Perkara dalam Putusan Mahkamah Agung Nomor 592 K/Pid.B/1984 menyelesaikan sengketa terkait tindak pidana pencurian dan perbuatan tidak menyenangkan dalam kasus yang dilakukan terdakwa. Dalam dakwaannya di Pengadilan Negeri, pelaku didakwa atas dakwaan I Pasal 362 jo. 64, 65 KUHP dan dakwaan II Pasal 335 (1) KUHP. Mahkamah Agung memberikan pertimbangan terkait dakwaan I Pasal 362 jo 64, 65 KUHP tersebut yang pada dasarnya menyatakan bahwa unsur “barang yang seluruh atau sebagian kepunyaan orang lain” dalam Pasal 362 KUHP merupakan unsur yang wajib dibuktikan terlebih dahulu untuk dapat menentukan terbukti tidaknya unsur melawan hukum. Unsur ini mensyaratkan adanya kejelasan bahwa maksud memiliki tersebut diarahkan terhadap barang milik orang lain yang dilakukan secara melawan hukum. Unsur “barang sesuatu yang seluruhnya atau sebagian kepunyaan orang lain” harus benar-benar dapat dibuktikan sehingga unsur “dengan maksud untuk dimiliki secara melawan hukum” dapat dibuktikan kemudian. Mahkamah Agung dalam perkara ini menyatakan bahwa judex factie telah salah menerapkan hukum dan menolak pembuktian sifat melawan hukum dikarenakan unsur “barang sesuatu yang seluruhnya atau sebagian kepunyaan milik orang lain” tidak dapat dibuktikan dengan tegas.
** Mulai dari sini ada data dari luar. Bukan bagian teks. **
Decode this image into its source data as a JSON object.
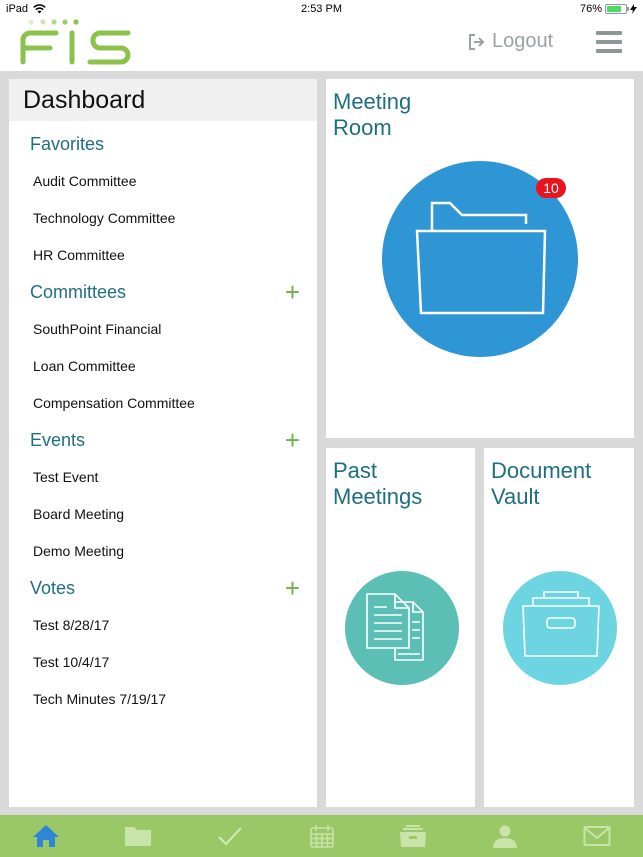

Mahkamah Agung dalam hal ini berhati-hati dalam memutus dan berpendapat bahwa judex factie tidak seksama dan cermat (onvoldoende gemotiveerd) dalam memeriksa dan mempertimbangkan pembuktian terhadap “barang sesuatu yang seluruhnya atau sebagian kepunyaan orang lain”.
Kaidah hukum ini juga diterapkan pada Putusan 110/Pid.B/2020/PN.Sru di mana Majelis Hakim berpendapat bahwa dalam penjatuhan pidana kepada seseorang Hakim harus juga mengacu pada Pasal 183 KUHAP yang mensyaratkan sekurang-kurangnya dua alat bukti yang sah. Oleh karenanya Mahkamah Agung dalam menjatuhkan Putusan Perkara Nomor 592 K/Pid.B/1984 tampak adanya keraguan dan menerapkan asas in dubio pro reo ,yaitu asas yang menyatakan bahwa jika timbul keraguan Hakim harus memutus yang paling menguntungkan bagi terdakwa. Unsur “secara melawan hukum” dalam arti sempit dimaknai seabgai perbuatan yang bertentangan dengan hak subjektif seseorang atau bertentangan dengan kewajibannya sendiri menurut undang-undang. Dalam perkara Nomor 592 K/Pid.B/1984 Mahkamah Agung berpendapat bahwa unsur “barang sesuatu yang seluruhnya atau sebagian kepunyaan orang lain” tidak bisa dibuktikan sehingga dalam hal ini perbuatan yang dilakukan terdakwa tidak dapat dibuktikan sebagai perbuatan yang bertentangan dengan hak subjektif seseorang dan oleh karenanya unsur “secara melawan hukum” menjadi gugur. Dengan demikian, dakwaan II ,yaitu bahwa terdakwa melakukan perbuatan tidak menyenangkan sebagaimana diatur dalam Pasal 335 (1) KUHP yang menyatakan “barang siapa secara melawan hukum memaksa orang lain supaya melakukan, tidak melakukan atau membiarkan barang sesuatu apa dengan kekerasan, dengan sesuatu perbuatan lain ataupun dengan perbuatan yang tidak menyenangkan atau dengan ancaman kekerasan, ancaman dengan sesuatu perbuatan lain, maupun perlakuan yang tak menyenangkan baik terhadap orang itu sendiri maupun orang lain”.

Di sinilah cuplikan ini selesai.